En las últimas semanas, mientras los humildes mortales andan incómodos, pero solidarios, con esos barbijos a los que tanto cuesta acostumbrarse, y los trabajadores sufren la pérdida de preciosos jornales, y los pequeños comerciantes ven la rapidez con que se les aproxima el final, la televisión muestra escenas impensadas y los diarios relatan hechos indignantes. Cientos de personas amontonadas, con o sin barbijo, unas pegadas a las otras, en una cola para tomar un vuelo chárter que los llevará a otro país, a trabajar por salarios mínimos; filas de ataúdes hasta en las calles; pasillos de hospitales llenos de camas; gráficos con curvas descendentes exhibidos como trofeos, mientras otros muestran curvas ascendentes (mala señal).
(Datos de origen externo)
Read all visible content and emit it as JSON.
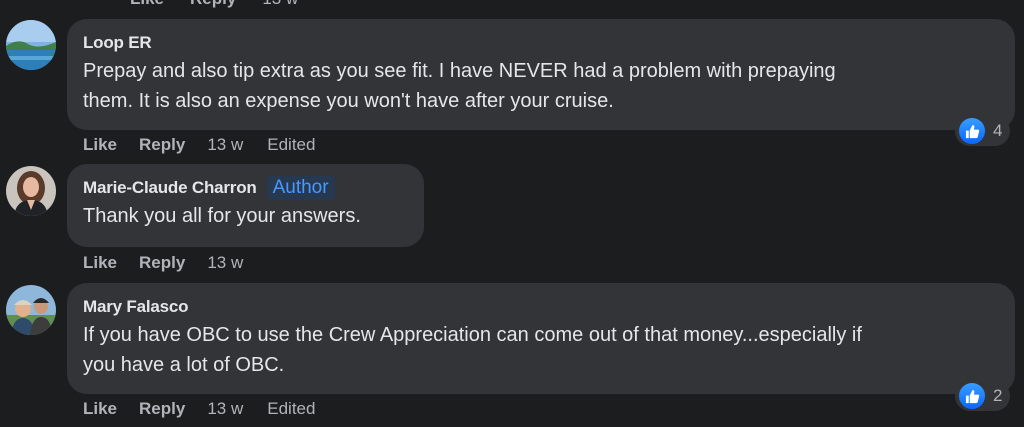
{
  "top_row": {
    "like": "Like",
    "reply": "Reply",
    "time": "13 w"
  },
  "comments": [
    {
      "author": "Loop ER",
      "badge": "",
      "text_lines": [
        "Prepay and also tip extra as you see fit. I have NEVER had a problem with prepaying",
        "them. It is also an expense you won't have after your cruise."
      ],
      "actions": {
        "like": "Like",
        "reply": "Reply",
        "time": "13 w",
        "edited": "Edited"
      },
      "reaction_count": "4"
    },
    {
      "author": "Marie-Claude Charron",
      "badge": "Author",
      "text_lines": [
        "Thank you all for your answers."
      ],
      "actions": {
        "like": "Like",
        "reply": "Reply",
        "time": "13 w"
      }
    },
    {
      "author": "Mary Falasco",
      "badge": "",
      "text_lines": [
        "If you have OBC to use the Crew Appreciation can come out of that money...especially if",
        "you have a lot of OBC."
      ],
      "actions": {
        "like": "Like",
        "reply": "Reply",
        "time": "13 w",
        "edited": "Edited"
      },
      "reaction_count": "2"
    }
  ],
  "colors": {
    "background": "#1c1d1f",
    "bubble": "#333437",
    "text": "#e4e6eb",
    "secondary_text": "#b0b3b8",
    "author_badge": "#4599ff",
    "like_blue": "#0866ff"
  },
  "icons": [
    "like-thumbs-up-icon"
  ]
}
Esa es la clave muy occidental de que el mundo vive un momento apocalíptico. 

Que Estados Unidos se burle de los acuerdos y disposiciones ecuménicas no es llamativo: la explotación del hombre está en la esencia misma del capitalismo. Por eso, Donald Trump rompió con la OMS, se propuso ahogarla por esa loca idea de anteponer la salud al lucro empresario. Que la Unión Europea (UE) se haya convertido en promotora del trabajo esclavo y aliente la violación de las disposiciones pensadas para preservar la vida humana, eso ya es otra cosa. Sumadas, las acciones y las inacciones de los dueños del mundo muestran que las cuarentenas y los cierres de frontera son tonterías a respetar a medias, y no por todos. Si hasta al pequeño Uruguay se le permite que importe mano de obra barata de Brasil y exporte trabajadores rurales para que esquilen las ovejitas de España (ver aparte).

El 24 de marzo, cuando en la Argentina se homenajeaba a las víctimas de la última masacre militar, en Sioux Fall, una ciudad del estado norteamericano de Dakota del Sur, Ken Sullivan, el súper capo del frigorífico Smithfield Food, intentaba ocultar los inicios de otra mortandad, negando que en la planta se hubiera detectado un brote virósico. “Nuestras instalaciones operan al 100%”, dijo un orgulloso Sullivan. Una semana después la planta ya estaba cerrada. Casi 400 personas de las 3700 de su plantilla, en ese momento el 44% de los infectados de Dakota del Sur, habían contraído el mal, contagiados por aquellos casos iniciales que Sullivan quiso ocultar.

Smithfield, propiedad del WH Group de China –el gigante mundial del negocio porcino–, era a fines de abril el recinto laboral con más alto índice de contagio en Estados Unidos. Sus víctimas de hoy son indocumentados o refugiados llegados desde El Salvador, México, Myanmar, Etiopía, Nepal y Congo, toda mano de obra muy barata y ultra flexibilizada. La empresa china también es propietaria de Fribin y Litera Meat, dos grandes frigoríficos de Binéfar, un municipio de la provincia española de Huesca, en la comunidad nororiental de Aragón. Al igual que Smithfield, la producción de ambos está destinada a China, para satisfacer un mercado ávidamente consumidor de carne de cerdo. Hasta hace seis años el WH Group controlaba Campofrío, el frigorífico español que en tiempos del uno a uno, cuando el país gastaba sus divisas en cualquier cosa, inundó la Argentina con sus jamones y sus chorizos enlatados.

El 9 de abril, cuando las fronteras internas europeas estaban presuntamente selladas, en el aeropuerto rumano de Cluj-Napoca, en el corazón de la Transilvania de ese conde Drácula que nunca existió, 2000 zafreros se amontonaban, con barbijo, sin barbijo o con barbijo mal puesto, para ser de la partida de los primeros de los 18 chárter que durante abril y mayo llevan a 40.000 rumanos a Alemania –Berlín, Baden-Baden, Dusseldorf, Leipzig– para hacer la cosecha de espárragos. La apertura de cielos fue pactada, con la mirada cómplice de la UE, por los gobiernos de ambos países, uno acuciado por las altas tasas de desempleo y el otro necesitado de mano de obra para hacer la tarea, doblados hasta quebrarse la cintura sobre el surco, de la que su gente reniega. Incluso los nazis germanos que ven “extranjeros” hasta abajo de la alfombra, estuvieron de acuerdo en abrir las puertas a la “delincuencia rumana”, como le llaman, pero eso sí, como aclaró el diputado Thomas Ehrhorn, vocero de la ultraderechista Alternativa para Alemania: “Trabajadores, no demandantes de asilo”.

Todo sea en honor de los sagrados espárragos.


MARROQUÍES

España, la antigua proveedora europea de mano de obra barata, demanda ahora lo que los suyos ya no quieren hacer. Este año, el maldito coronavirus pone en riesgo la cosecha de los frutos rojos de Huelva, pero aún confían en poder contar con 9000 braceros marroquíes.